In terms of odds. 9 cards of the 47 help you, the remaining 38 doesn`t. 38/9 ~ 4.22.

The chance of you getting the flush is 19.15 %, and the odds of that happening is 4.22.

Bozeman
11-01-2003, 01:32 PM
Actually, you only have 35% probability to hit a flush in 2 cards.

incorrect: 9/47+9/46 since it counts times you hit on the turn and the river twice.

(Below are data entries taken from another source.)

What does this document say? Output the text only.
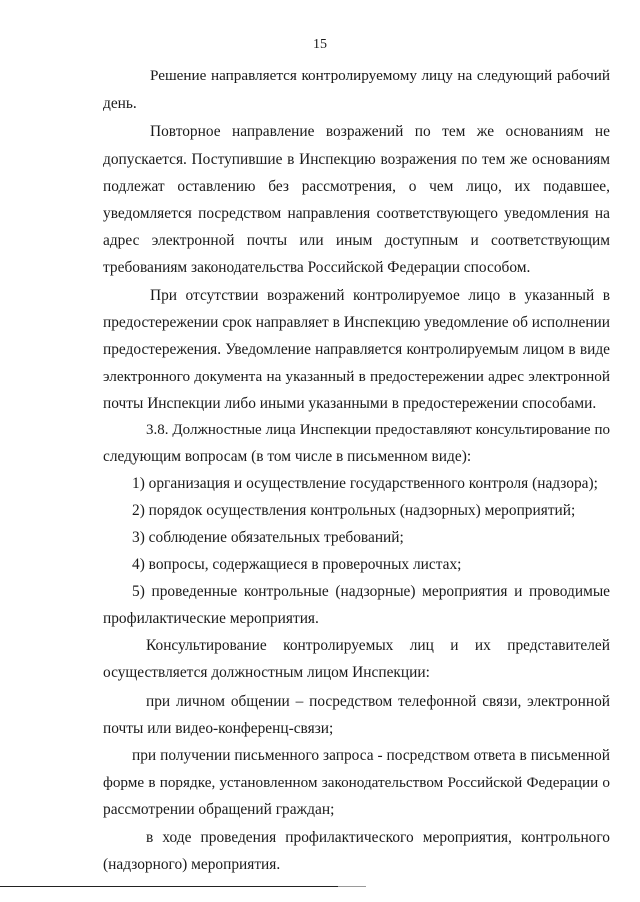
15

Решение направляется контролируемому лицу на следующий рабочий

день.

Повторное направление возражений по тем же основаниям не

допускается. Поступившие в Инспекцию возражения по тем же основаниям

подлежат оставлению без рассмотрения, о чем лицо, их подавшее,

уведомляется посредством направления соответствующего уведомления на

адрес электронной почты или иным доступным и соответствующим

требованиям законодательства Российской Федерации способом.

При отсутствии возражений контролируемое лицо в указанный в

предостережении срок направляет в Инспекцию уведомление об исполнении

предостережения. Уведомление направляется контролируемым лицом в виде

электронного документа на указанный в предостережении адрес электронной

почты Инспекции либо иными указанными в предостережении способами.

3.8. Должностные лица Инспекции предоставляют консультирование по

следующим вопросам (в том числе в письменном виде):

1) организация и осуществление государственного контроля (надзора);

2) порядок осуществления контрольных (надзорных) мероприятий;

3) соблюдение обязательных требований;

4) вопросы, содержащиеся в проверочных листах;

5) проведенные контрольные (надзорные) мероприятия и проводимые

профилактические мероприятия.

Консультирование контролируемых лиц и их представителей

осуществляется должностным лицом Инспекции:

при личном общении – посредством телефонной связи, электронной

почты или видео-конференц-связи;

при получении письменного запроса - посредством ответа в письменной

форме в порядке, установленном законодательством Российской Федерации о

рассмотрении обращений граждан;

в ходе проведения профилактического мероприятия, контрольного

(надзорного) мероприятия.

Easiest way: 1-(chance of missing on turn)(chance of missing on river if you miss turn)=1-38/47*37/46=35%

KSU78
11-01-2003, 03:57 PM
p(flush) = [C(9,1)C(47-9,1) + C(9,1)C(8,1)]/C(47,2)

p(flush) = [C(9,1)C(38,1) + C(9,1)C(8,1)]/C(47,2)

p(flush) = (342 + 36)/1081 = 0.3497

Odds against making a flush = (1/0.3497) - 1 = 1.86

Saborion
11-02-2003, 12:29 AM
And of course I was making a mistake. Pay no attention to my post.

BruceZ
11-02-2003, 12:41 AM
Your post is correct for the odds of making the flush on the turn.